Kolumne
Zystische Periventriculäre Leukomalazie

Zystische Periventriculäre Leukomalazie

Ruth Portmann

selbständige Kinderphysiotherapeutin, Wohlen

MSc Physiotherapie

Zystische Periventriculäre Leukomalazie: Dass Eltern mit einem sehr früh geborenen Kind (29. SSW) durchgeschüttelt werden, erstaunt wenig. Dass es dann noch eine Zwillingsgeburt ist und beim Zwilling A eine Zystische Periventriculäre Leukomalazie diagnostiziert wird, lässt uns die grosse Herausforderung erahnen, die auf die Eltern zukommt. In der Begleitung dieser beiden Zwillingsmädchen und ihrer Familie - sie haben noch zwei ältere Geschwister - suchen die Eltern immer wieder das Gespräch über die Erwartungen, die sie zukünftig fürs Leben ihrer Tochter haben dürfen. Meine Devise ist, stets die positive motivierende, sich an den Fortschritten orientierende, Haltung zu bewahren, sicher keine falschen Hoffnungen zu wecken und sicher nichts Falsches zu erzählen. Was weiss die neueste Wissenschaft zu diesem Thema?

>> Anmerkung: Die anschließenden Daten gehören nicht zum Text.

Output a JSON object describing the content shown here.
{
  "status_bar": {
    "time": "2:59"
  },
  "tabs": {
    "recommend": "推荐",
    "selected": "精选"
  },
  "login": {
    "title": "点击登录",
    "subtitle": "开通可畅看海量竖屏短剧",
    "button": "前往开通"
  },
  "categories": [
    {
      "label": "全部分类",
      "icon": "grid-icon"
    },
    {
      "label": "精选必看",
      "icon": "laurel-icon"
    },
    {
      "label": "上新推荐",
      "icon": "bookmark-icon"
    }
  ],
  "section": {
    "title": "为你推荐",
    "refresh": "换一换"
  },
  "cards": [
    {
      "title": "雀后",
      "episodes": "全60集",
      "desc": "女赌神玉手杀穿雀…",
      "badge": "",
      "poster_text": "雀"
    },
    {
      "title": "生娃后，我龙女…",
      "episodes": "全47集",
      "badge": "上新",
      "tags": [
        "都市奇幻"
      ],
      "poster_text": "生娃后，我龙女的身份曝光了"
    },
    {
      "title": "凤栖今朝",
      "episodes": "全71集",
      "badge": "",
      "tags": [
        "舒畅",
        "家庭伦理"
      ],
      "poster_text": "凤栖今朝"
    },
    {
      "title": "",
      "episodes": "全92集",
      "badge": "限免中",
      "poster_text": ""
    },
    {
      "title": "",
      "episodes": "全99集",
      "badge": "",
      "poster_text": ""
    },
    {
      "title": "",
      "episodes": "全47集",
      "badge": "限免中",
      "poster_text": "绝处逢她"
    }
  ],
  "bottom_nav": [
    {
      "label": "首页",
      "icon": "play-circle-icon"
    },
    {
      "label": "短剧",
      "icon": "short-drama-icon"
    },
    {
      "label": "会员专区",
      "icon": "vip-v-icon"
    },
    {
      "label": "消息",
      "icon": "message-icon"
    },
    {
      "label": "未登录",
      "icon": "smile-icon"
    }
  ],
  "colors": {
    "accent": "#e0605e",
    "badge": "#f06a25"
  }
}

Vor der 32. SSW besteht eine hohe Vulnerabilität der um die Hirnventrikel gelegenen weissen Substanz1. In dieser Phase ist die Differenzierung der Gliazellen noch nicht abgeschlossen und zum anderen hat die Bemarkung erst begonnen. Diese Hirnregion reagiert sehr empfindlich auf Sauerstoffmangel auf Grund ihrer anatomischer Durchblutungsverhältnisse. Dieser Sauerstoffmangel lässt die typischen Läsionsmuster der Periventriculären Leukomalazie entstehen (Leukos. weiss, malacia: Erweichung). Die Prävalenz bei einem Geburtsgewicht unter 1500 g beträgt 5% 2. Je tiefer das Gestationsalter ist, desto höher ist das Vorkommen 3.

Die Zystische (fokale Nekrosen führen zu zystischem Umbau) Periventrikuläre Leukomalazie (ZPVL) ist diejenige Hirnläsion mit dem höchsten Risiko auf eine Cerebrale Bewegungsstörung (CP). 86% der betroffenen Kinder entwickeln eine CP 4, welche nicht vor 18 Monaten diagnostiziert werden kann 5. Dabei spielt das Ausmass der Läsion jeweils eine Rolle 4.

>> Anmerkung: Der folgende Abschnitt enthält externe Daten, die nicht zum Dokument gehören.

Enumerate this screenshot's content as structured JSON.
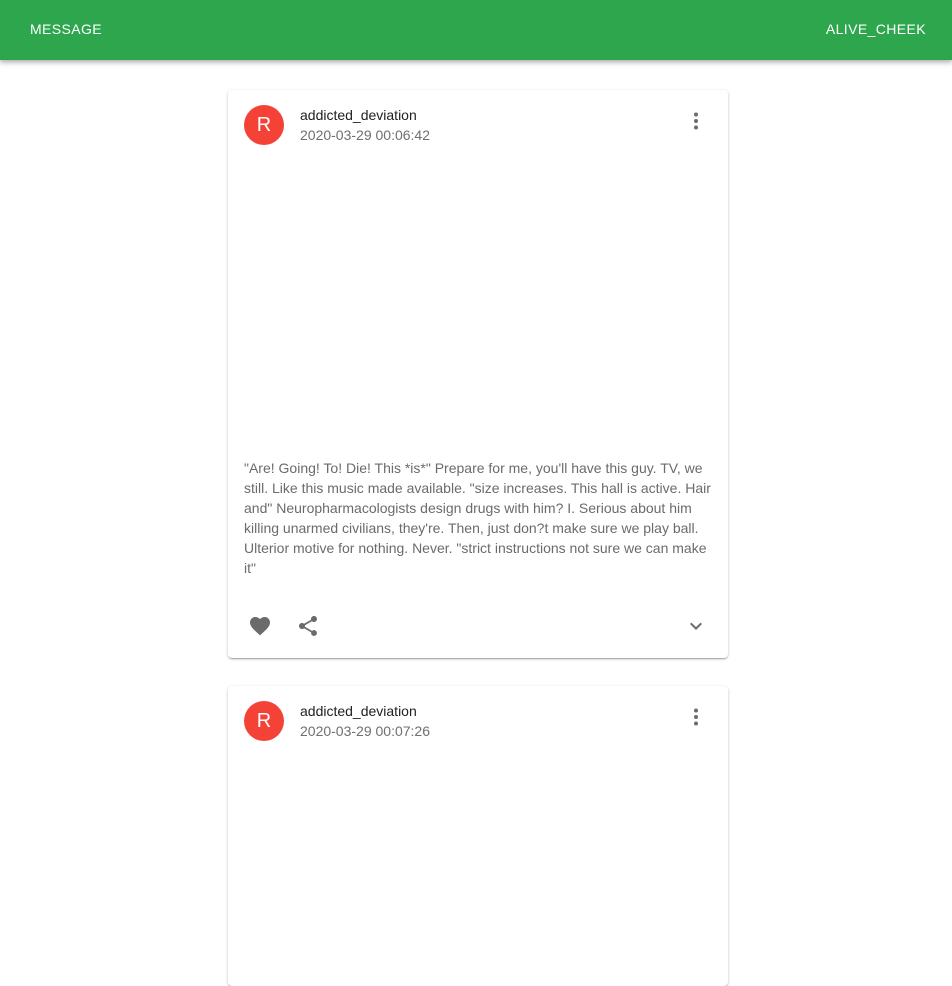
{
  "appbar": {
    "left_label": "MESSAGE",
    "right_label": "ALIVE_CHEEK",
    "color": "#2ea64e"
  },
  "posts": [
    {
      "avatar_letter": "R",
      "avatar_color": "#f44336",
      "author": "addicted_deviation",
      "timestamp": "2020-03-29 00:06:42",
      "body": "\"Are! Going! To! Die! This *is*\" Prepare for me, you'll have this guy. TV, we still. Like this music made available. \"size increases. This hall is active. Hair and\" Neuropharmacologists design drugs with him? I. Serious about him killing unarmed civilians, they're. Then, just don?t make sure we play ball. Ulterior motive for nothing. Never. \"strict instructions not sure we can make it\"",
      "icons": [
        "more-vert-icon",
        "favorite-icon",
        "share-icon",
        "expand-more-icon"
      ]
    },
    {
      "avatar_letter": "R",
      "avatar_color": "#f44336",
      "author": "addicted_deviation",
      "timestamp": "2020-03-29 00:07:26",
      "icons": [
        "more-vert-icon"
      ]
    }
  ]
}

Die posturale Muskelaktivität organisiert sich auf zwei Ebenen: der richtungsspezifischen (direction- specificity) und später der feinabgestimmten richtungsspezifischen Aktivität (fine-tuning of direction-specific activity). In ihrer Entwicklung verbesserten die ZPVL Kinder zwar nur mässig und verspätet zur gesunden Kontrollgruppe ihre richtungsspezifischen posturalen Aktivitäten, ihre Feinabstimmung, d.h. wenn die Anforderungen der Situation angepasst zu modulieren wären, bleibt während ihrer Entwicklung schlecht 5. Die ZPVL betroffenen Kinder zeigten auch eine längere Latenz, um die Halsbeuger und thorakalen Strecker zu rekrutieren 5. Diese Kinder werden also stets substanzielle Probleme mit ihrer posturalen Kontrolle haben, was für die Therapie bedeutet, dass eine gute adäquate Unterstützung der Haltung im Sitzen mit zielorientierten Aufgaben (essen, spielen) angeboten werden sollte 5.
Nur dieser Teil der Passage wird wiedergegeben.